A carta aponta ainda que essas quatro ONGs passaram a aprovar medidas que enfraqueceram ainda mais o Conama, como a mudança do Regulamento Interno, reduzindo o número de câmaras técnicas, extinguindo a câmara técnica de assuntos jurídicos e reduzindo o mandato das ONGs, por exemplo. Além disso, aprovaram também a exclusão do Ministério da Saúde do Conselho Nacional do Meio Ambiente e, nas câmaras técnicas, começaram a apoiar a flexibilização das resoluções existentes, bem como propostas apresentadas pelo governo e pelo setor privado , com baixo nível técnico e sem qualquer salvaguarda ambiental. Essas propostas, diz a carta, estão sendo “aprovadas pelas ONGs sem qualquer questionamento ou crítica”. Com isso, conclui, elas estão ratificando a “maior destruição da política ambiental da história brasileira”, merecendo o “repúdio da sociedade brasileira e internacional”. “Passarão para a memória da luta ambientalista como os maiores traidores do movimento legítimo em defesa da sustentabilidade socioambiental do Brasil”, encerra o documento.
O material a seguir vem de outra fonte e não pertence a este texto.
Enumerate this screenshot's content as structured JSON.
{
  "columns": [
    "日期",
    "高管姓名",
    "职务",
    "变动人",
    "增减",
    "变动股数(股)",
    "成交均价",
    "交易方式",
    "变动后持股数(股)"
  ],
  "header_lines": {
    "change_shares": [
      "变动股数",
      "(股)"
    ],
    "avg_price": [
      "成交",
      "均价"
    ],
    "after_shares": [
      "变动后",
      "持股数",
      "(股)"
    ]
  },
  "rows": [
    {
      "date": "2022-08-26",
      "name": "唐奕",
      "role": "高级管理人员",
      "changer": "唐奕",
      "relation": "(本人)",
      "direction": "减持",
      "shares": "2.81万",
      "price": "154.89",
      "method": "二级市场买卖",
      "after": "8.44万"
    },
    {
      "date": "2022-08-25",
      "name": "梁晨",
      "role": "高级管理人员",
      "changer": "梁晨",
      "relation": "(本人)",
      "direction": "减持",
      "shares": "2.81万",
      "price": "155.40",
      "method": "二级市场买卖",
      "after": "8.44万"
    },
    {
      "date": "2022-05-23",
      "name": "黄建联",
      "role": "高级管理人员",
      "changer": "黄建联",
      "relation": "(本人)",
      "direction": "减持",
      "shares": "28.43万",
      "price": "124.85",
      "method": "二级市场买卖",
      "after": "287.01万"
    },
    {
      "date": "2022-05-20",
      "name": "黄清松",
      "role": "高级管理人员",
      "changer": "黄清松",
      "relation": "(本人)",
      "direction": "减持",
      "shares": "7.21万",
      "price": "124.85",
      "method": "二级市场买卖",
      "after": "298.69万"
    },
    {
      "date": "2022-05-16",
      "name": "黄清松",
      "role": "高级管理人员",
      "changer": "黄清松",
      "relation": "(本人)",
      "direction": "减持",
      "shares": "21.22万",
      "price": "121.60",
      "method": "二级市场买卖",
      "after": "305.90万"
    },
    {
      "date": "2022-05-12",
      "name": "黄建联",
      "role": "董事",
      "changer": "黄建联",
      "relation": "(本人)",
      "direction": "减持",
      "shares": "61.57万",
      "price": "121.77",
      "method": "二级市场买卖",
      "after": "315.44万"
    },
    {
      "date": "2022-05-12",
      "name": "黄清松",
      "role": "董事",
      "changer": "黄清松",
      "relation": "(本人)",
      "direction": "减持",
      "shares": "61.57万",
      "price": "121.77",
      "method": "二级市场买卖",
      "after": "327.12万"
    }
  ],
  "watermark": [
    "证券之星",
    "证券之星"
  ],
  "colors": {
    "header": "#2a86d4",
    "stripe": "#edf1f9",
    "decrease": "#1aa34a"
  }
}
Assinam a carta os seguintes ex-conselheiros do Conama: Daniel Barreto, Domingos Ailton Ribeiro de Carvalho, Gustavo Teles Azar, Ivy Wiens, João de Deus Medeiros, José Truda Palazzo Jr, Luiz Paulo Meira Lopes do Amaral, Manoel Ananis Lopes Soares, Miriam Prochnow, Paulo Douglas Teles Pereira, Raulff Lima, Renato Cunha, Rubens Born, Silvana Lima dos Santos, Zuleica Nycz

E as seguintes organizações e redes:

Associação de Defesa do Meio Ambiente de Araucária (AMAR)

Associação de Proteção ao Meio Ambiente (APROMAC)

Instituto de Biodiversidade e Desenvolvimento Sustentável do Oeste da Bahia (BIOESTE)

Fundação Zoobotânica

Grupo Ecológico Rio das Contas (GERCO)

Grupo de Defesa e Promoção Socioambiental (GERMEN)

Instituto Baleia Jubarte

Mater Natura

Rede Nacional de Combate ao Tráfico de Animais Silvestres (RENCTAS)

TOXISPHERA Associação de Saúde Ambiental (Toxisphera)

Fórum Brasileiro de ONGs e Movimentos Sociais para o Meio Ambiente e o Desenvolvimento Sustentável (FBOMS)

Fórum Nacional da Sociedade Civil nos Comitês de Bacias Hidrográficas (FONASC)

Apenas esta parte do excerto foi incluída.